I love to write. Ever since my fifth grade teacher made us turn in creative writing every week, and my 12th grade English teacher taught me how to organize my thoughts, and my Advanced Writing professor in college really pushed me, I have loved to write. When I was a little girl, I dreamed about becoming an author. But since then, I never really thought that I had something significant to say. It took me a while on my blog to really write...to write something other than snippets of my life. And when people said they were interested, that was a shock. I have something interesting to say? That someone other than my English teacher wants to read? Well, okay then. But at that point my perfectionist nature kicked in and I was scared to post anything that I wasn't totally satisfied with.

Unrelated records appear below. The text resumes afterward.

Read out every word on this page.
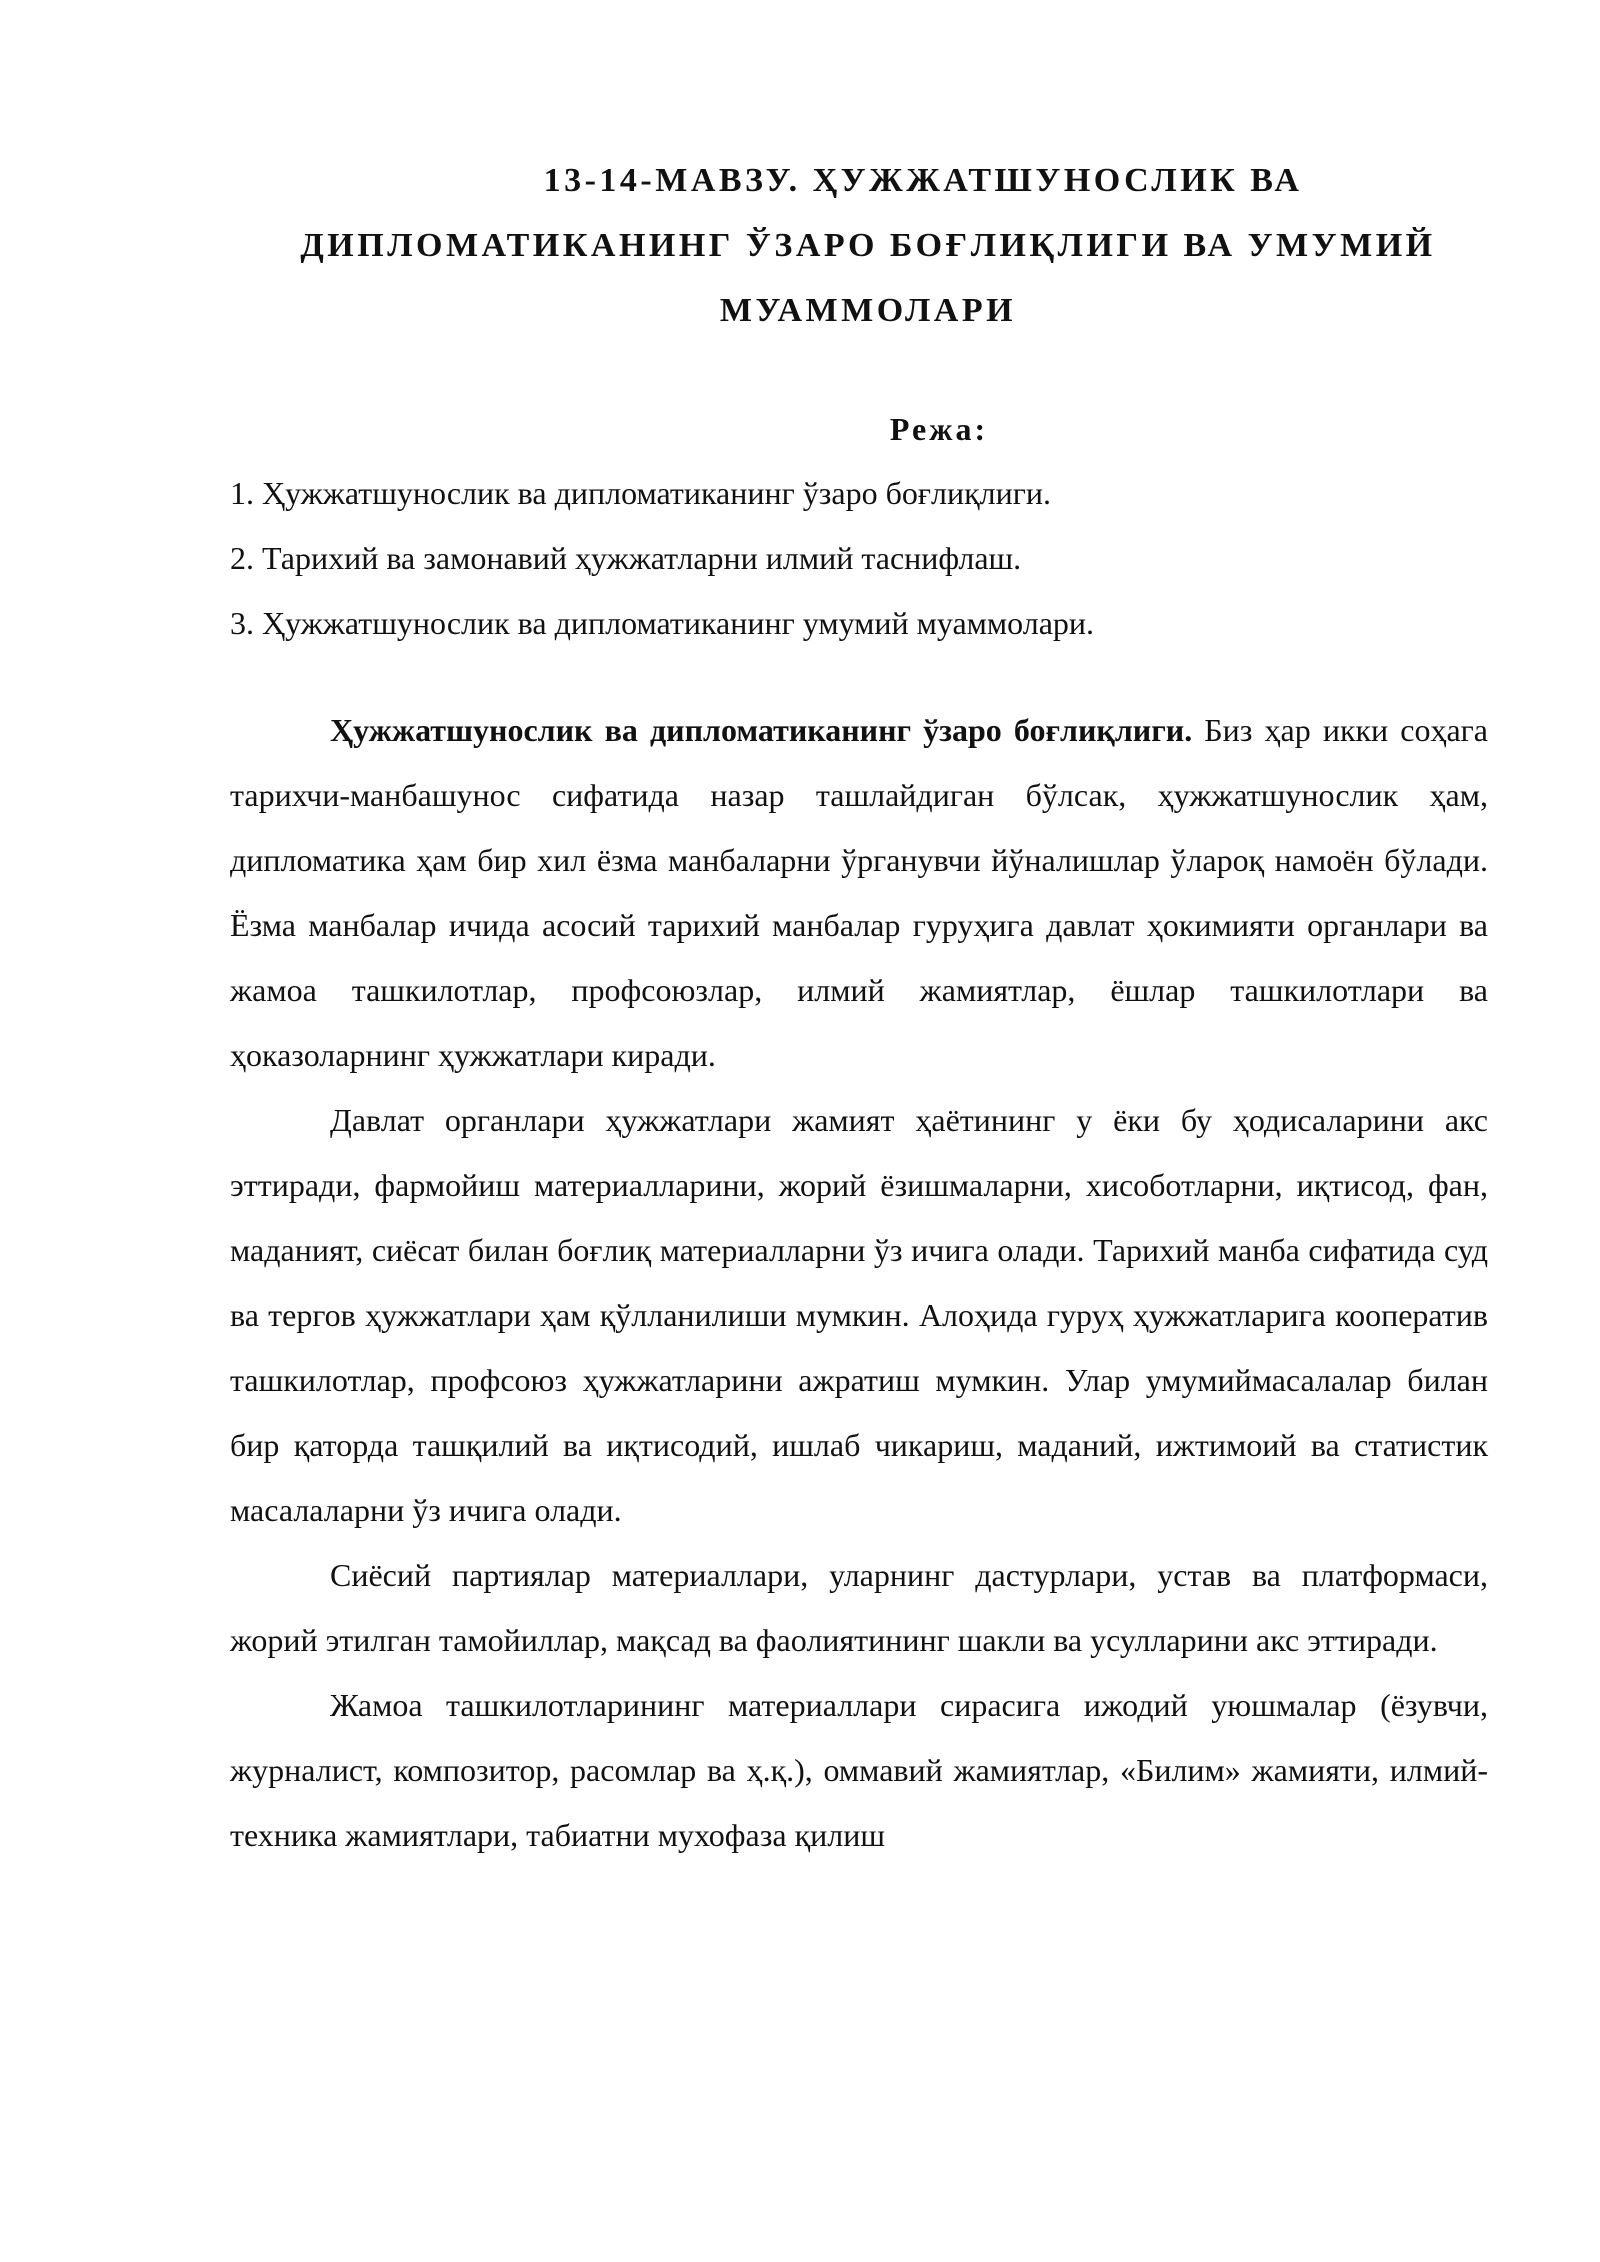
13-14-МАВЗУ. ҲУЖЖАТШУНОСЛИК ВА
ДИПЛОМАТИКАНИНГ ЎЗАРО БОҒЛИҚЛИГИ ВА УМУМИЙ
МУАММОЛАРИ
Режа:
1. Ҳужжатшунослик ва дипломатиканинг ўзаро боғлиқлиги.
2. Тарихий ва замонавий ҳужжатларни илмий таснифлаш.
3. Ҳужжатшунослик ва дипломатиканинг умумий муаммолари.

Ҳужжатшунослик ва дипломатиканинг ўзаро боғлиқлиги. Биз ҳар икки соҳага тарихчи-манбашунос сифатида назар ташлайдиган бўлсак, ҳужжатшунослик ҳам, дипломатика ҳам бир хил ёзма манбаларни ўрганувчи йўналишлар ўлароқ намоён бўлади. Ёзма манбалар ичида асосий тарихий манбалар гуруҳига давлат ҳокимияти органлари ва жамоа ташкилотлар, профсоюзлар, илмий жамиятлар, ёшлар ташкилотлари ва ҳоказоларнинг ҳужжатлари киради.

Давлат органлари ҳужжатлари жамият ҳаётининг у ёки бу ҳодисаларини акс эттиради, фармойиш материалларини, жорий ёзишмаларни, хисоботларни, иқтисод, фан, маданият, сиёсат билан боғлиқ материалларни ўз ичига олади. Тарихий манба сифатида суд ва тергов ҳужжатлари ҳам қўлланилиши мумкин. Алоҳида гуруҳ ҳужжатларига кооператив ташкилотлар, профсоюз ҳужжатларини ажратиш мумкин. Улар умумиймасалалар билан бир қаторда ташқилий ва иқтисодий, ишлаб чикариш, маданий, ижтимоий ва статистик масалаларни ўз ичига олади.

Сиёсий партиялар материаллари, уларнинг дастурлари, устав ва платформаси, жорий этилган тамойиллар, мақсад ва фаолиятининг шакли ва усулларини акс эттиради.

Жамоа ташкилотларининг материаллари сирасига ижодий уюшмалар (ёзувчи, журналист, композитор, расомлар ва ҳ.қ.), оммавий жамиятлар, «Билим» жамияти, илмий-техника жамиятлари, табиатни мухофаза қилиш
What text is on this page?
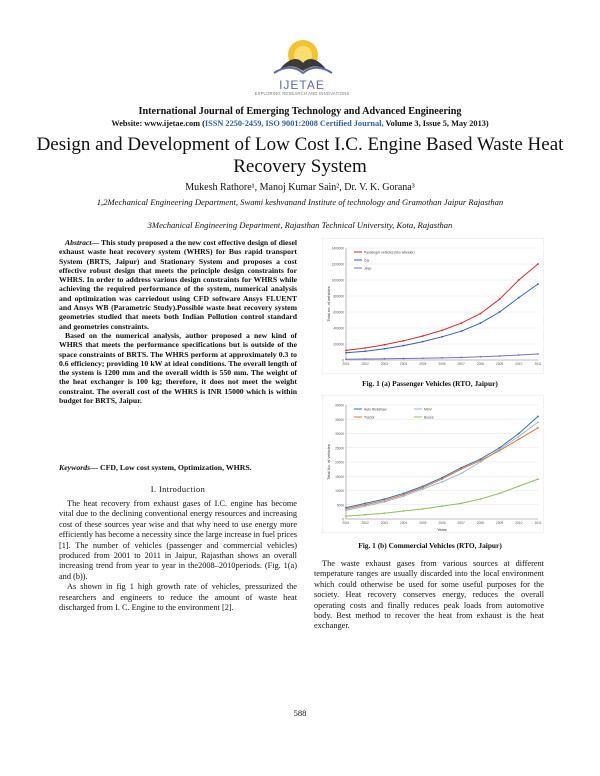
IJETAE
EXPLORING RESEARCH AND INNOVATIONS
International Journal of Emerging Technology and Advanced Engineering
Website: www.ijetae.com (ISSN 2250-2459, ISO 9001:2008 Certified Journal, Volume 3, Issue 5, May 2013)
Design and Development of Low Cost I.C. Engine Based Waste Heat Recovery System
Mukesh Rathore¹, Manoj Kumar Sain², Dr. V. K. Gorana³
1,2Mechanical Engineering Department, Swami keshvanand Institute of technology and Gramothan Jaipur Rajasthan
3Mechanical Engineering Department, Rajasthan Technical University, Kota, Rajasthan

Abstract— This study proposed a the new cost effective design of diesel exhaust waste heat recovery system (WHRS) for Bus rapid transport System (BRTS, Jaipur) and Stationary System and proposes a cost effective robust design that meets the principle design constraints for WHRS. In order to address various design constraints for WHRS while achieving the required performance of the system, numerical analysis and optimization was carriedout using CFD software Ansys FLUENT and Ansys WB (Parametric Study).Possible waste heat recovery system geometries studied that meets both Indian Pollution control standard and geometries constraints.

Based on the numerical analysis, author proposed a new kind of WHRS that meets the performance specifications but is outside of the space constraints of BRTS. The WHRS perform at approximately 0.3 to 0.6 efficiency; providing 10 kW at ideal conditions. The overall length of the system is 1200 mm and the overall width is 550 mm. The weight of the heat exchanger is 100 kg; therefore, it does not meet the weight constraint. The overall cost of the WHRS is INR 15000 which is within budget for BRTS, Jaipur.

Keywords— CFD, Low cost system, Optimization, WHRS.
I. Introduction

The heat recovery from exhaust gases of I.C. engine has become vital due to the declining conventional energy resources and increasing cost of these sources year wise and that why need to use energy more efficiently has become a necessity since the large increase in fuel prices [1]. The number of vehicles (passenger and commercial vehicles) produced from 2001 to 2011 in Jaipur, Rajasthan shows an overall increasing trend from year to year in the2008–2010periods. (Fig. 1(a) and (b)).

As shown in fig 1 high growth rate of vehicles, pressurized the researchers and engineers to reduce the amount of waste heat discharged from I. C. Engine to the environment [2].

0
200000
400000
600000
800000
1000000
1200000
1400000
2001	2002	2003	2004	2005	2006	2007	2008	2009	2010	2011
Total no. of vehicles
Passenger vehicles (two wheeler)
Car
Jeep
Fig. 1 (a) Passenger Vehicles (RTO, Jaipur)
0
5000
10000
15000
20000
25000
30000
35000
40000
2001	2002	2003	2004	2005	2006	2007	2008	2009	2010	2011
Total No. of vehicles
Years
Auto Rickshaw	MGV
Tractor	Buses
Fig. 1 (b) Commercial Vehicles (RTO, Jaipur)

The waste exhaust gases from various sources at different temperature ranges are usually discarded into the local environment which could otherwise be used for some useful purposes for the society. Heat recovery conserves energy, reduces the overall operating costs and finally reduces peak loads from automotive body. Best method to recover the heat from exhaust is the heat exchanger.

588
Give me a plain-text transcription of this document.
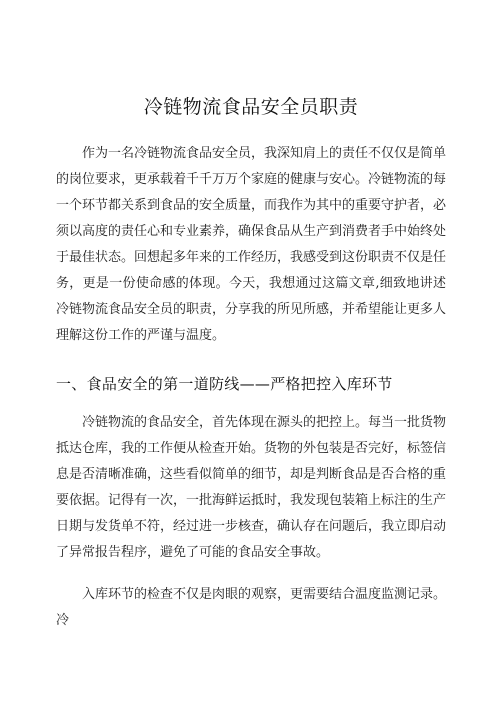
冷链物流食品安全员职责

作为一名冷链物流食品安全员，我深知肩上的责任不仅仅是简单的岗位要求，更承载着千千万万个家庭的健康与安心。冷链物流的每一个环节都关系到食品的安全质量，而我作为其中的重要守护者，必须以高度的责任心和专业素养，确保食品从生产到消费者手中始终处于最佳状态。回想起多年来的工作经历，我感受到这份职责不仅是任务，更是一份使命感的体现。今天，我想通过这篇文章,细致地讲述冷链物流食品安全员的职责，分享我的所见所感，并希望能让更多人理解这份工作的严谨与温度。

一、食品安全的第一道防线——严格把控入库环节

冷链物流的食品安全，首先体现在源头的把控上。每当一批货物抵达仓库，我的工作便从检查开始。货物的外包装是否完好，标签信息是否清晰准确，这些看似简单的细节，却是判断食品是否合格的重要依据。记得有一次，一批海鲜运抵时，我发现包装箱上标注的生产日期与发货单不符，经过进一步核查，确认存在问题后，我立即启动了异常报告程序，避免了可能的食品安全事故。

入库环节的检查不仅是肉眼的观察，更需要结合温度监测记录。冷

Yesterday, I read this in WORLD magazine: "The ease of self-publishing has resulted in many bad books by authors who did not spend time learning to write or building an audience. That's too bad because we live in a time when anyone with talent, discipline, and an idea can start with a blog, keep at it over time, and eventually build an audience while learning to write better." She then went on to describe four new books that have been published out of blogs.
At this point I have no ambition to publish a book from my blog! But her thoughts are freeing to me. Oh....I get it....blogging is about practice! I don't have to only publish perfect thoughts. I don't have to worry that everything I post is interesting to everyone.
So I am going to make an effort to post my thoughts in writing more often. Because I enjoy it. Because it helps me to sort out what I am learning. Because maybe God can teach others through what He is teaching me.
And I will think of it as practice. It doesn't have to be publishable or perfect. Right?